In Genesis 11, the people decided to build a tower to the heavens to prevent themselves to be “scattered abroad upon the face of the Earth.” But a higher being, aka “The Lord,”

wasn’t pleased and sayeth, “Let us go down and there confound their language, that they might not understand one another’s speech.” Perhaps that’s why we are still confused by what others say and why some people become upset when the voice mail prompt says “Press One for English.”

Religion is a Way, Weigh, Whey of Life

Religions are also misunderstood by those who aren’t true believers specially if someone is an atheist, and in America you can be one, thank God.

Today is Good Friday, followed by Easter Sunday and preceded by Palm Sunday and Ash Wednesday — important and solemn days in the Christian religion. Yom Kippur, the Jewish Day of Atonement, is a solemn fast day when Jews ask for forgiveness for their previous year’s sins as they begin to work on accumulating new ones.
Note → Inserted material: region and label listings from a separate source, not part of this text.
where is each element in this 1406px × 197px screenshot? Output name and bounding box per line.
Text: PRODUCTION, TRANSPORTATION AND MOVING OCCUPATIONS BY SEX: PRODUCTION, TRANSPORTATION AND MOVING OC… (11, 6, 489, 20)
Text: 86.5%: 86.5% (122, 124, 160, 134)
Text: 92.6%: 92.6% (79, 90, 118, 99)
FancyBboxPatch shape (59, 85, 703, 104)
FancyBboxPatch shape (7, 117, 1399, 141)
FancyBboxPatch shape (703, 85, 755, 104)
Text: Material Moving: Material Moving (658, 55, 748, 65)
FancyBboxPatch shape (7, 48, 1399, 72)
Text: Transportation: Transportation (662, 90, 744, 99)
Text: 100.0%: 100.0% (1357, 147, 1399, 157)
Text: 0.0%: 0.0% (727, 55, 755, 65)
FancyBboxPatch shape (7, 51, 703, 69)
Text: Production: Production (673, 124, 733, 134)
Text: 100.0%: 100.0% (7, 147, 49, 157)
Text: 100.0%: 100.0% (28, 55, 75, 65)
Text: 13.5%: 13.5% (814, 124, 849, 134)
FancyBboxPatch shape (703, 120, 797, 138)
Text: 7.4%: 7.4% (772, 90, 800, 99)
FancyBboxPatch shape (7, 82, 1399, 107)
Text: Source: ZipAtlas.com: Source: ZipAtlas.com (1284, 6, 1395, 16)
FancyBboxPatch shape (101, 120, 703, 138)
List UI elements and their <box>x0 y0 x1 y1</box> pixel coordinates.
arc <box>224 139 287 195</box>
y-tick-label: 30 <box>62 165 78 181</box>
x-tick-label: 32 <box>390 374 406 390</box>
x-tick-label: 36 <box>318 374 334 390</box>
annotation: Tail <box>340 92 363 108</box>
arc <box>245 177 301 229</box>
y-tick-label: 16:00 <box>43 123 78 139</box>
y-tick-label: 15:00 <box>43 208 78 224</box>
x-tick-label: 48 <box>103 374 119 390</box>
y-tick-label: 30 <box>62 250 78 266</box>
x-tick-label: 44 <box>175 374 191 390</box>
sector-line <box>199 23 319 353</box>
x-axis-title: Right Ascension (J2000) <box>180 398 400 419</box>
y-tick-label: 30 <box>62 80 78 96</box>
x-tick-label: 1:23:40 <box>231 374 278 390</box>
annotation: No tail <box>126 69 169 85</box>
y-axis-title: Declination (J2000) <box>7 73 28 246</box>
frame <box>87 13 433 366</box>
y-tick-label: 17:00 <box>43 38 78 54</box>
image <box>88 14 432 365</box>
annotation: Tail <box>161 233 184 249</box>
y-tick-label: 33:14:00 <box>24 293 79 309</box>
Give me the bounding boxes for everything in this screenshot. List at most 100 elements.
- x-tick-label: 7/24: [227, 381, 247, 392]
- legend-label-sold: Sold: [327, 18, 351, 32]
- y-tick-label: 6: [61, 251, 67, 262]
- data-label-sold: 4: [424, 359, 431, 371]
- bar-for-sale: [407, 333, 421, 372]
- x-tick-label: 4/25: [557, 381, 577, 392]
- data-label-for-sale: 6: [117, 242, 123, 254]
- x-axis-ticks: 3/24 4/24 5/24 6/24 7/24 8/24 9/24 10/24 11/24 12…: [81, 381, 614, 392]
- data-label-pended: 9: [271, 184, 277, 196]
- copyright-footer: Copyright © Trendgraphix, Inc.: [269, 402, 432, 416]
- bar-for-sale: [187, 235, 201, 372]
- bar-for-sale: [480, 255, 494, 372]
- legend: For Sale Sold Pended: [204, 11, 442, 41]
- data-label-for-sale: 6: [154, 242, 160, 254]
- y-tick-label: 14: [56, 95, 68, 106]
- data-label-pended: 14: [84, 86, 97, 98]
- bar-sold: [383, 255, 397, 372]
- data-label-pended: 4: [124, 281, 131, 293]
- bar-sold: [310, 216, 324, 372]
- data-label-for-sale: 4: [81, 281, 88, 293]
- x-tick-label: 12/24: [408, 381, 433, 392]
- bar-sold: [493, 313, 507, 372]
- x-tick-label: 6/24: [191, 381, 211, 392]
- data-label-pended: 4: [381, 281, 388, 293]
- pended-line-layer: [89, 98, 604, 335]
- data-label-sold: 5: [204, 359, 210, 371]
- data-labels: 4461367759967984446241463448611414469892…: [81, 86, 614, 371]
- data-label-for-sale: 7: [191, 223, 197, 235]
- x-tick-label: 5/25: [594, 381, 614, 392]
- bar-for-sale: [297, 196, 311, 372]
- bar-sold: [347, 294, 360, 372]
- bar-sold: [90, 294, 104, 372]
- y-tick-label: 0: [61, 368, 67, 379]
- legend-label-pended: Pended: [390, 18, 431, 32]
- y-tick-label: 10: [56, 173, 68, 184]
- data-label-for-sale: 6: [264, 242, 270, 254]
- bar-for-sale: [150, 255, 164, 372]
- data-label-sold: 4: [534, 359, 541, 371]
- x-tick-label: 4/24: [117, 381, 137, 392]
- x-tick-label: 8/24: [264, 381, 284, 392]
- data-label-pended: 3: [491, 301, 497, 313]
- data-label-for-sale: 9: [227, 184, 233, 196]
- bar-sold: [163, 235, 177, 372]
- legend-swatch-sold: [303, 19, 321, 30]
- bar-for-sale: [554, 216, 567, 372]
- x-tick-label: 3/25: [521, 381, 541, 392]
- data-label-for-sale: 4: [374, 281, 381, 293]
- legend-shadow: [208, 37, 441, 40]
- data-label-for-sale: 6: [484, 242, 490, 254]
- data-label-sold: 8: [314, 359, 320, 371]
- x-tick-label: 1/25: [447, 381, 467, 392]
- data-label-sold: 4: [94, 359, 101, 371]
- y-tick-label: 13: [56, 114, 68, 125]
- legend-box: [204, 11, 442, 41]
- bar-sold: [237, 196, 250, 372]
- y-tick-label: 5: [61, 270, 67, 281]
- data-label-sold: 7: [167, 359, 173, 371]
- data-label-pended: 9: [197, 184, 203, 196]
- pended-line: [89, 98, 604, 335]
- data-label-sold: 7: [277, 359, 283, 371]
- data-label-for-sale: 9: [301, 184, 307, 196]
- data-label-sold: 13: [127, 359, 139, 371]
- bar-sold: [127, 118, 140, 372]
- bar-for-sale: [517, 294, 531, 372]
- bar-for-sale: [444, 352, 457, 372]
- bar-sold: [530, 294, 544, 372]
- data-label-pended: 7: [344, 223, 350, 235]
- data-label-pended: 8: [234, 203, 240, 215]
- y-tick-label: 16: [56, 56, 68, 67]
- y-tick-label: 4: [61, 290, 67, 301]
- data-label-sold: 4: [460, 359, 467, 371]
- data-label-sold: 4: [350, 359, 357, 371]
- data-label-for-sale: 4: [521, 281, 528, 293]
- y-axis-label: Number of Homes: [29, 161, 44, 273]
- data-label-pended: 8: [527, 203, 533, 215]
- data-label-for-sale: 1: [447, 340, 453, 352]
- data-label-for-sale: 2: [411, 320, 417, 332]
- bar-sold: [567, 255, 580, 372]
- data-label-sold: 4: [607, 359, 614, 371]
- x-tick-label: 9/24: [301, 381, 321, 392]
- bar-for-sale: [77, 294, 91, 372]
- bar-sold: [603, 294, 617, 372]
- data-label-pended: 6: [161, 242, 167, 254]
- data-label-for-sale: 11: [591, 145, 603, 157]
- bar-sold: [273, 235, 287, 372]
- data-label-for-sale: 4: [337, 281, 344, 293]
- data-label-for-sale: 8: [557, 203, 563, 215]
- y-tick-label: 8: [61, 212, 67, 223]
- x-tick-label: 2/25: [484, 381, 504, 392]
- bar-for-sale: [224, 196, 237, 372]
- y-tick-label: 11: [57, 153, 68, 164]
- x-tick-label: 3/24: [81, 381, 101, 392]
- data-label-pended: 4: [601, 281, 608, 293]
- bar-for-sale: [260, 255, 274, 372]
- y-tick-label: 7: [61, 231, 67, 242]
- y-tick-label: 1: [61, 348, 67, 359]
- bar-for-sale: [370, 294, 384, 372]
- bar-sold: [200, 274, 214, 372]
It’s also a day to honor those who have gone before with a special afternoon memorial service.

The lack of understanding of another’s religion is exemplified by the na├»ve outsider who tells a Catholic on Ash Wednesday, “Do you know you have dirt on your forehead?” Conversely a well-meaning Christian friend on Yom Kippur once said to me “Have a very happy Yom Kippur.”

Remember the Sabbath Days and Keep Them Holy

When I lived in Jerusalem there was the Moslem “Sabbath” on Friday, the Jewish Sabbath occurred on Saturday, and the Christian Sabbath was on Sunday. If you played your religious cards right, you could enjoy a three-day weekend.

Can’t We All Just Get Along?

That famous 20th century philosopher Rodney Glen King asked that question and although he wasn’t questioning the multitude of wars waged for the sake of religion throughout history, perhaps my wife’s father found a way to have everyone get along and respect the other person’s way of worshipping. Joseph Santos had six daughters who were born during Franco’s reign in Spain in the 1940s. Although he and his wife were Jewish, he told his daughters to choose the religion that was most comfortable for them. The eldest stayed Jewish, the next became Catholic, the next was Jewish, the next oldest became Catholic, the fifth, my wife Carmen, stayed Jewish, and the youngest became Catholic. Two sisters remained in Spain and four ended up in Montreal, and I have attended a Catholic wedding and a Jewish Bar Mitzvah (is there another kind?). In Montreal, the youngest sister who is Catholic makes sure that the widower of her eldest Jewish sister is watched over, cared for and taken to all family affairs.